David Ayer still seems kind of furious about not getting more credit for The Fast And The Furious
"Biggest franchise in Hollywood, and I don't have any of it," said the Suicide Squad director, who co-wrote the original Fast And The Furious
David Ayer has opened up about his complicated feelings over The Fast And Furious franchise, Variety reports, with the Suicide Squad director—who is also one of three credited screenwriters on 2001 franchise launcher The Fast And The Furious—going on Jon Bernthal’s Real Ones podcast this week to express his ire.
“Biggest franchise in Hollywood, and I don’t have any of it,” Ayer stated about the multi-billion dollar films, adding that, “I got nothing to show for it, nothing, because of the way the business works.” Ayer (who’s also had his own private battles with Warner Bros. over his personal preferred cut of Suicide Squad) went on to assert that he was responsible for some of the original TFATF’s most iconic elements—including moving the movie from New York to L.A.’s underground street racing scene, and incorporating real elements of street racing into it. Ayer: “I’m like, ‘Bro, I’m not gonna take it unless I can set it in L.A. and make it look like the people I know in L.A., right?’ So then I started, like, writing in people of color, and writing in the street stuff, and writing in the culture, and no one knew shit about street racing at the time.”

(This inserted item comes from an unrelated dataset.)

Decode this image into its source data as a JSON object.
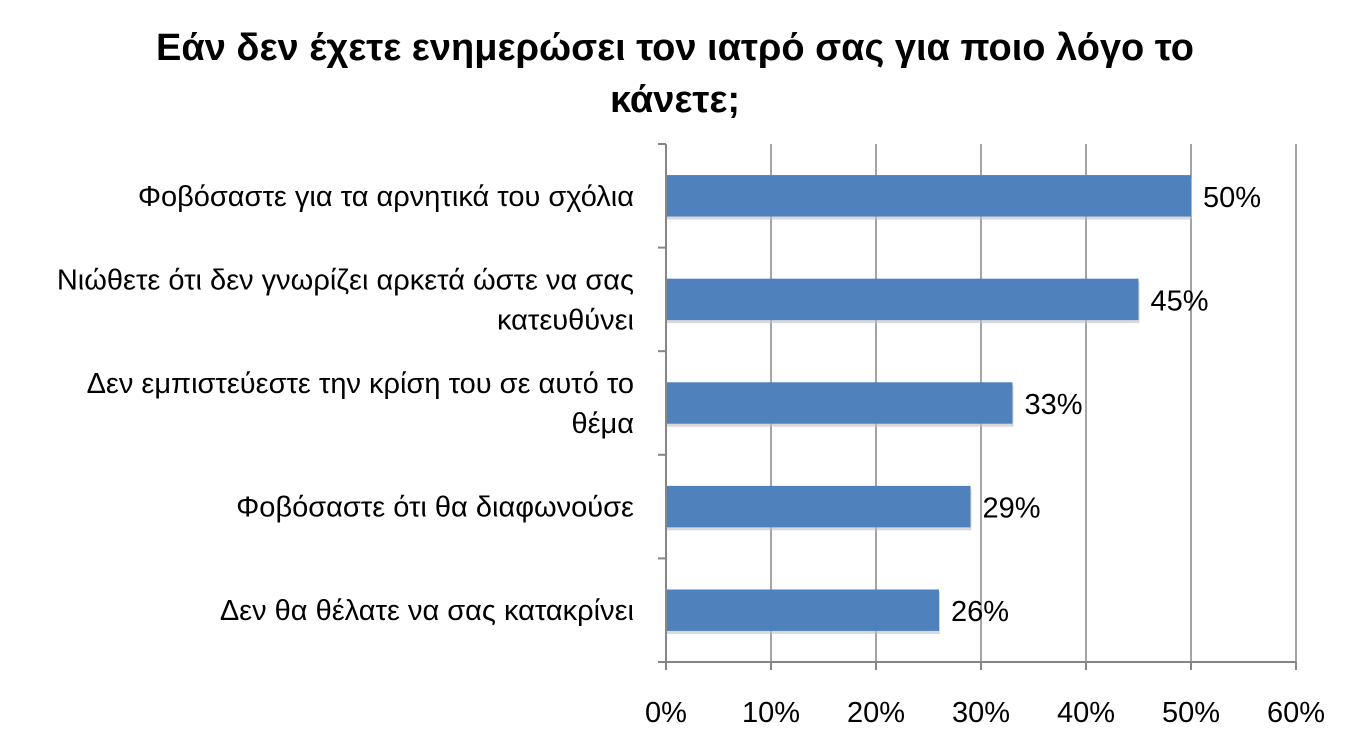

In Ayer’s telling, he’s been cut out of the narrative surrounding the franchise by unnamed “people,” saying, “The narrative is, I didn’t do shit, right? It’s like people hijack narratives, control narratives, create narratives to empower themselves, right? And because I was always an outsider and because, like, I don’t go to the fucking parties. I don’t go to the meals, I don’t do any of that stuff. The people that did were able to control and manage narratives because they’re socialized in that part of the problem. I was never socialized in that part of the problem so I was always like the dark, creative dude, beware.”
Of course, you could argue that there are few film franchises that have less in common, at this point, with their original movies than Fast And Furious, which has gone from a sort of high-speed Point Break riff into being the automotive world’s answers to the James Bond franchise. Still, you can’t deny that there are at least a handful of aspects of Dom Toretto that have survived from Ayers’ draft down to the characters’ present version—or that it’d be hard to imagine the franchise’s current success without the original’s low-budget, high-profit returns convincing executives to give it a chance to grow, evolve, and shoot Ludacris into space.
In any case, Ayer is trying to take a more self-directed approach to the issue, telling Bernthal, “Fuck all the middlemen, right? I get it. It’s up to me, I gotta self-rescue, right?I can fucking whine about getting shot at and all the rounds I’ve taken over my career—I’ve gotta self-rescue, and I’ve gotta create an ecology where it’s safe for me to be creative, and that’s it. And that’s what I’m doing now.”